Egydio Bianchi age do mesmo
modo: "Estou absolutamente
tranquilo. Portanto, colaboro com
a autoridade fiscal, fornecendo a
ela os elementos solicitados", diz.
Andrea Matarazzo também:
"Mandei todos os esclarecimentos,
sem problema nenhum".
Ricardo Sérgio argumenta que é
comum que a Receita faça confusão entre renda e movimentação
bancária. Pelas contas que fez,
acha que abrigou em suas contas
importância bem superior aos cerca de R$ 4,5 milhões detectados
pelo fisco.
A Receita tem o direito de pedir
o que quiser, diz ele. Mas não entregará o que, a seu juízo, a Constituição diz que não é devido. Para
ele, o ônus da prova é da Receita.
Seu raciocínio é corroborado pelo
advogado. Corvo diz que, para ter
acesso a extratos, os fiscais precisam obter ordem judicial.
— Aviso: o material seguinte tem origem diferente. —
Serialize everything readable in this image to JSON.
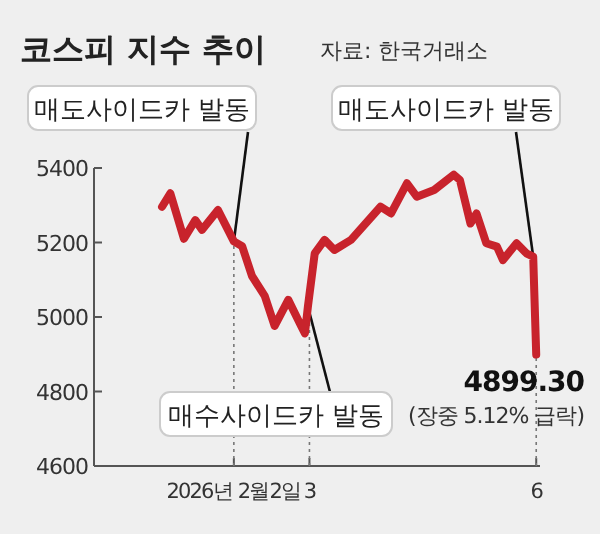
{
  "chart_data": {
    "type": "line",
    "title": "코스피 지수 추이",
    "x": [
      1.05,
      1.16,
      1.34,
      1.49,
      1.58,
      1.79,
      2,
      2.11,
      2.24,
      2.41,
      2.54,
      2.72,
      2.89,
      2.94,
      2.98,
      3.07,
      3.2,
      3.33,
      3.55,
      3.94,
      4.08,
      4.29,
      4.42,
      4.65,
      4.91,
      4.99,
      5.13,
      5.21,
      5.34,
      5.48,
      5.56,
      5.74,
      5.87,
      5.96,
      6.0
    ],
    "series": [
      {
        "color": "#c8232c",
        "values": [
          5296,
          5332,
          5210,
          5260,
          5234,
          5287,
          5203,
          5190,
          5110,
          5056,
          4976,
          5046,
          4976,
          4956,
          5028,
          5171,
          5207,
          5180,
          5207,
          5296,
          5278,
          5359,
          5323,
          5341,
          5382,
          5368,
          5251,
          5278,
          5198,
          5189,
          5153,
          5198,
          5171,
          5162,
          4899.3
        ],
        "value_labels": [
          null,
          null,
          null,
          null,
          null,
          null,
          null,
          null,
          null,
          null,
          null,
          null,
          null,
          null,
          null,
          null,
          null,
          null,
          null,
          null,
          null,
          null,
          null,
          null,
          null,
          null,
          null,
          null,
          null,
          null,
          null,
          null,
          null,
          null,
          "4899.30"
        ]
      }
    ],
    "xlim": [
      0.15,
      6.05
    ],
    "ylim": [
      4600,
      5400
    ],
    "xticks": [
      {
        "value": 2,
        "label": "2026년 2월2일"
      },
      3,
      6
    ],
    "yticks": [
      4600,
      4800,
      5000,
      5200,
      5400
    ],
    "ref_lines": [
      {
        "axis": "x",
        "value": 2,
        "line_style": "dotted"
      },
      {
        "axis": "x",
        "value": 3,
        "line_style": "dotted"
      },
      {
        "axis": "x",
        "value": 6,
        "line_style": "dotted"
      }
    ],
    "annotations": [
      {
        "text": "매도사이드카 발동",
        "x": 2,
        "y": 5203
      },
      {
        "text": "매도사이드카 발동",
        "x": 5.96,
        "y": 5162
      },
      {
        "text": "매수사이드카 발동",
        "x": 2.98,
        "y": 5028
      },
      {
        "text": "(장중 5.12% 급락)",
        "x": 6.0,
        "y": 4899.3
      },
      "자료: 한국거래소"
    ],
    "grid": false
  }
}
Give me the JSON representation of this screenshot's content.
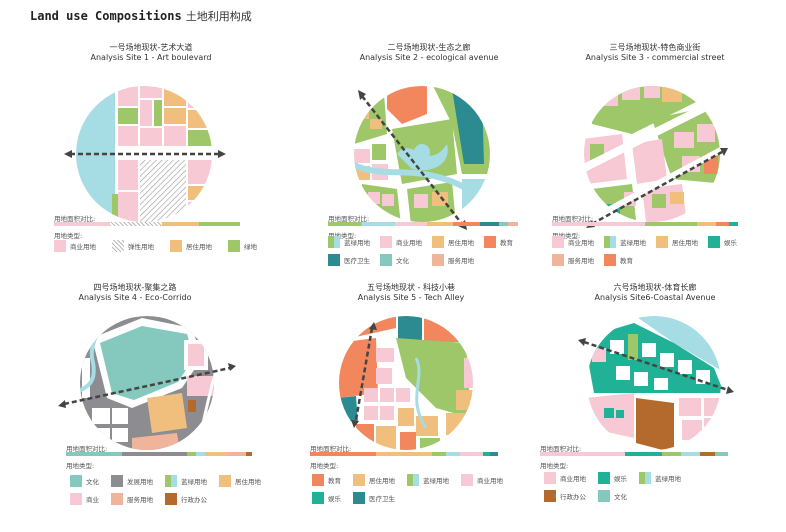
{
  "title": {
    "en": "Land use Compositions",
    "cn": "土地利用构成"
  },
  "colors": {
    "commercial": "#f6c9d4",
    "residential": "#f0bf7d",
    "green": "#9dc768",
    "water": "#a6dce4",
    "education": "#f2875e",
    "medical": "#2c8b90",
    "culture": "#84c8be",
    "service": "#f0b49b",
    "entertainment": "#21b196",
    "development": "#8d8c91",
    "administrative": "#b56a2d",
    "road": "#ffffff"
  },
  "sites": [
    {
      "cn": "一号场地现状-艺术大道",
      "en": "Analysis Site 1  - Art boulevard",
      "ratio_label": "用地面积对比:",
      "ratio": [
        {
          "type": "commercial",
          "share": 0.3
        },
        {
          "type": "hatch",
          "share": 0.28
        },
        {
          "type": "residential",
          "share": 0.2
        },
        {
          "type": "green",
          "share": 0.22
        }
      ],
      "types_label": "用地类型:",
      "legend": [
        {
          "type": "commercial",
          "label": "商业用地"
        },
        {
          "type": "hatch",
          "label": "弹性用地"
        },
        {
          "type": "residential",
          "label": "居住用地"
        },
        {
          "type": "green",
          "label": "绿地"
        }
      ]
    },
    {
      "cn": "二号场地现状-生态之廊",
      "en": "Analysis Site 2  - ecological avenue",
      "ratio_label": "用地面积对比:",
      "ratio": [
        {
          "type": "green-lblue",
          "share": 0.35
        },
        {
          "type": "commercial",
          "share": 0.17
        },
        {
          "type": "residential",
          "share": 0.14
        },
        {
          "type": "education",
          "share": 0.14
        },
        {
          "type": "medical",
          "share": 0.1
        },
        {
          "type": "culture",
          "share": 0.05
        },
        {
          "type": "service",
          "share": 0.05
        }
      ],
      "types_label": "用地类型:",
      "legend": [
        {
          "type": "green-lblue",
          "label": "蓝绿用地"
        },
        {
          "type": "commercial",
          "label": "商业用地"
        },
        {
          "type": "residential",
          "label": "居住用地"
        },
        {
          "type": "education",
          "label": "教育"
        },
        {
          "type": "medical",
          "label": "医疗卫生"
        },
        {
          "type": "culture",
          "label": "文化"
        },
        {
          "type": "service",
          "label": "服务用地"
        }
      ]
    },
    {
      "cn": "三号场地现状-特色商业街",
      "en": "Analysis Site 3  - commercial street",
      "ratio_label": "用地面积对比:",
      "ratio": [
        {
          "type": "commercial",
          "share": 0.5
        },
        {
          "type": "green",
          "share": 0.28
        },
        {
          "type": "residential",
          "share": 0.1
        },
        {
          "type": "education",
          "share": 0.07
        },
        {
          "type": "entertainment",
          "share": 0.05
        }
      ],
      "types_label": "用地类型:",
      "legend": [
        {
          "type": "commercial",
          "label": "商业用地"
        },
        {
          "type": "green-lblue",
          "label": "蓝绿用地"
        },
        {
          "type": "residential",
          "label": "居住用地"
        },
        {
          "type": "entertainment",
          "label": "娱乐"
        },
        {
          "type": "service",
          "label": "服务用地"
        },
        {
          "type": "education",
          "label": "教育"
        }
      ]
    },
    {
      "cn": "四号场地现状-聚集之路",
      "en": "Analysis Site 4  - Eco-Corrido",
      "ratio_label": "用地面积对比:",
      "ratio": [
        {
          "type": "culture",
          "share": 0.3
        },
        {
          "type": "development",
          "share": 0.35
        },
        {
          "type": "green-lblue",
          "share": 0.1
        },
        {
          "type": "residential",
          "share": 0.12
        },
        {
          "type": "service",
          "share": 0.1
        },
        {
          "type": "administrative",
          "share": 0.03
        }
      ],
      "types_label": "用地类型:",
      "legend": [
        {
          "type": "culture",
          "label": "文化"
        },
        {
          "type": "development",
          "label": "发展用地"
        },
        {
          "type": "green-lblue",
          "label": "蓝绿用地"
        },
        {
          "type": "residential",
          "label": "居住用地"
        },
        {
          "type": "commercial",
          "label": "商业"
        },
        {
          "type": "service",
          "label": "服务用地"
        },
        {
          "type": "administrative",
          "label": "行政办公"
        }
      ]
    },
    {
      "cn": "五号场地现状 - 科技小巷",
      "en": "Analysis Site 5  - Tech Alley",
      "ratio_label": "用地面积对比:",
      "ratio": [
        {
          "type": "education",
          "share": 0.35
        },
        {
          "type": "residential",
          "share": 0.3
        },
        {
          "type": "green-lblue",
          "share": 0.15
        },
        {
          "type": "commercial",
          "share": 0.12
        },
        {
          "type": "entertainment",
          "share": 0.04
        },
        {
          "type": "medical",
          "share": 0.04
        }
      ],
      "types_label": "用地类型:",
      "legend": [
        {
          "type": "education",
          "label": "教育"
        },
        {
          "type": "residential",
          "label": "居住用地"
        },
        {
          "type": "green-lblue",
          "label": "蓝绿用地"
        },
        {
          "type": "commercial",
          "label": "商业用地"
        },
        {
          "type": "entertainment",
          "label": "娱乐"
        },
        {
          "type": "medical",
          "label": "医疗卫生"
        }
      ]
    },
    {
      "cn": "六号场地现状-体育长廊",
      "en": "Analysis Site6-Coastal Avenue",
      "ratio_label": "用地面积对比:",
      "ratio": [
        {
          "type": "commercial",
          "share": 0.45
        },
        {
          "type": "entertainment",
          "share": 0.2
        },
        {
          "type": "green-lblue",
          "share": 0.2
        },
        {
          "type": "administrative",
          "share": 0.08
        },
        {
          "type": "culture",
          "share": 0.07
        }
      ],
      "types_label": "用地类型:",
      "legend": [
        {
          "type": "commercial",
          "label": "商业用地"
        },
        {
          "type": "entertainment",
          "label": "娱乐"
        },
        {
          "type": "green-lblue",
          "label": "蓝绿用地"
        },
        {
          "type": "administrative",
          "label": "行政办公"
        },
        {
          "type": "culture",
          "label": "文化"
        }
      ]
    }
  ]
}
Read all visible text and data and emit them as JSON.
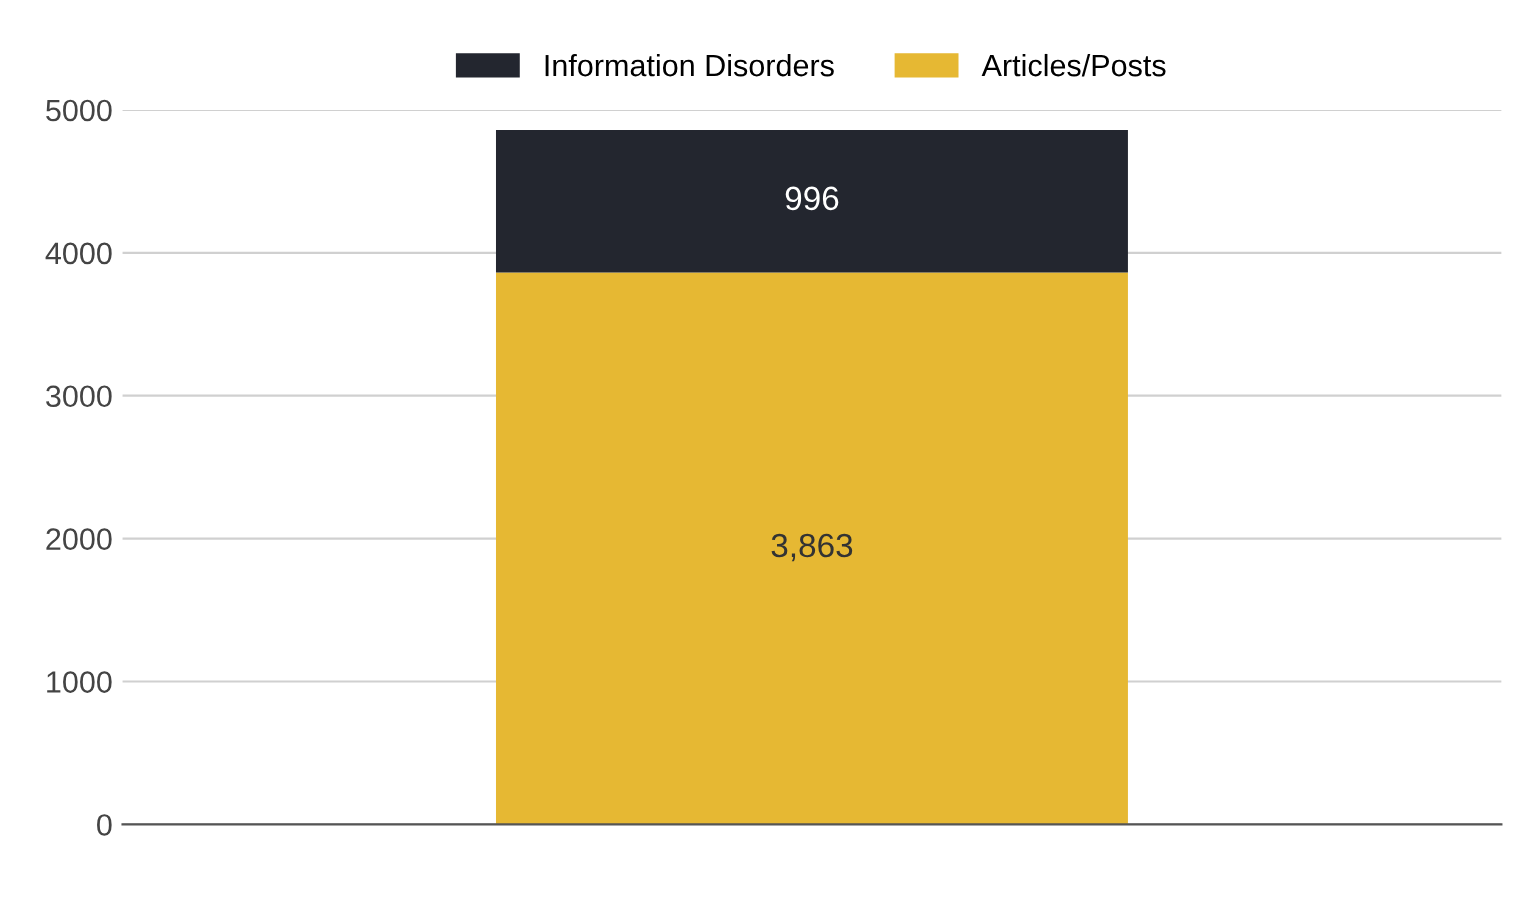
{
  "chart_data": {
    "type": "bar",
    "stacked": true,
    "categories": [
      null
    ],
    "series": [
      {
        "name": "Articles/Posts",
        "color": "#e6b833",
        "values": [
          3863
        ],
        "value_labels": [
          "3,863"
        ]
      },
      {
        "name": "Information Disorders",
        "color": "#23262f",
        "values": [
          996
        ],
        "value_labels": [
          "996"
        ]
      }
    ],
    "ylim": [
      0,
      5000
    ],
    "yticks": [
      0,
      1000,
      2000,
      3000,
      4000,
      5000
    ],
    "grid": "y",
    "legend": "top"
  }
}
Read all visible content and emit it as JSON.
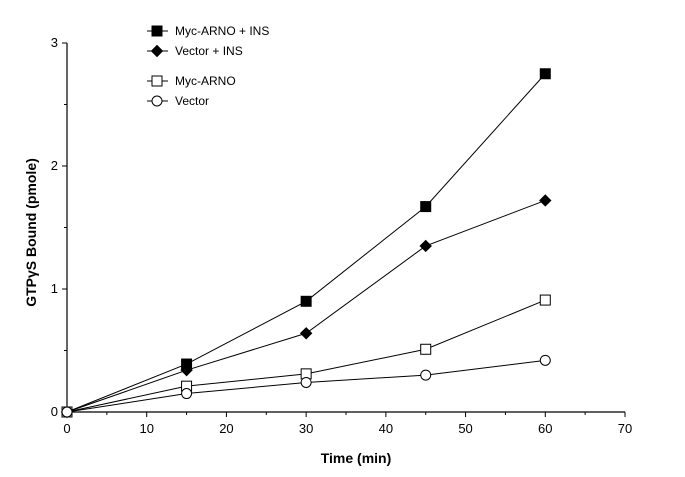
{
  "chart_data": {
    "type": "line",
    "title": "",
    "xlabel": "Time (min)",
    "ylabel": "GTPγS Bound (pmole)",
    "xlim": [
      0,
      70
    ],
    "ylim": [
      0,
      3
    ],
    "x_ticks": [
      "0",
      "10",
      "20",
      "30",
      "40",
      "50",
      "60",
      "70"
    ],
    "y_ticks": [
      "0",
      "1",
      "2",
      "3"
    ],
    "grid": false,
    "legend_position": "top-left",
    "x": [
      0,
      15,
      30,
      45,
      60
    ],
    "series": [
      {
        "name": "Myc-ARNO + INS",
        "marker": "filled-square",
        "values": [
          0,
          0.39,
          0.9,
          1.67,
          2.75
        ]
      },
      {
        "name": "Vector + INS",
        "marker": "filled-diamond",
        "values": [
          0,
          0.34,
          0.64,
          1.35,
          1.72
        ]
      },
      {
        "name": "Myc-ARNO",
        "marker": "open-square",
        "values": [
          0,
          0.21,
          0.31,
          0.51,
          0.91
        ]
      },
      {
        "name": "Vector",
        "marker": "open-circle",
        "values": [
          0,
          0.15,
          0.24,
          0.3,
          0.42
        ]
      }
    ]
  }
}
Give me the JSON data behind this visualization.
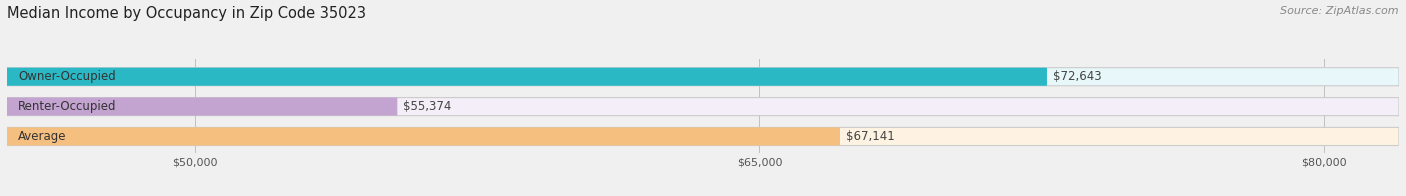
{
  "title": "Median Income by Occupancy in Zip Code 35023",
  "source": "Source: ZipAtlas.com",
  "categories": [
    "Owner-Occupied",
    "Renter-Occupied",
    "Average"
  ],
  "values": [
    72643,
    55374,
    67141
  ],
  "bar_colors": [
    "#2ab8c5",
    "#c3a3d0",
    "#f5bf80"
  ],
  "bar_bg_colors": [
    "#e8f8fa",
    "#f3eef7",
    "#fef3e2"
  ],
  "value_labels": [
    "$72,643",
    "$55,374",
    "$67,141"
  ],
  "xmin": 45000,
  "xmax": 82000,
  "xticks": [
    50000,
    65000,
    80000
  ],
  "xtick_labels": [
    "$50,000",
    "$65,000",
    "$80,000"
  ],
  "title_fontsize": 10.5,
  "source_fontsize": 8,
  "label_fontsize": 8.5,
  "value_fontsize": 8.5,
  "bar_height": 0.6,
  "background_color": "#f0f0f0"
}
Exceto por Luiz Fernando Furquim e Ademar Cesar Ribeiro, que
não foram localizados, todos os
demais investigados receberam telefonema do repórter. Alguns não
deram resposta aos recados.
Nos próximos dias, a Receita
passará a se ocupar também de
pessoas caras à cúpula do PFL: a
presidenciável Roseana Sarney e
seu marido, Jorge Murad. Por solicitação do Ministério Público
(sempre ele), serão revirados os
dados fiscais de empresas como
Lunus, Agrima, Nova Holanda e
Usimar. Compõem o nicho do escândalo da Sudam adstrito a Jorge
Murad e cia.
As investigações se processam
em meio a pressões que buscam
encurtar a permanência de Everardo Maciel na Receita. É vigoroso o movimento em defesa de sua
transferência para a pasta da Previdência.
Em tempo: a despeito dos queixumes contra a Receita, o empresário contatado no jantar paulista
prometeu ajuda financeira ao comitê de Serra. Condicionou o
montante ao desempenho do candidato nas pesquisas.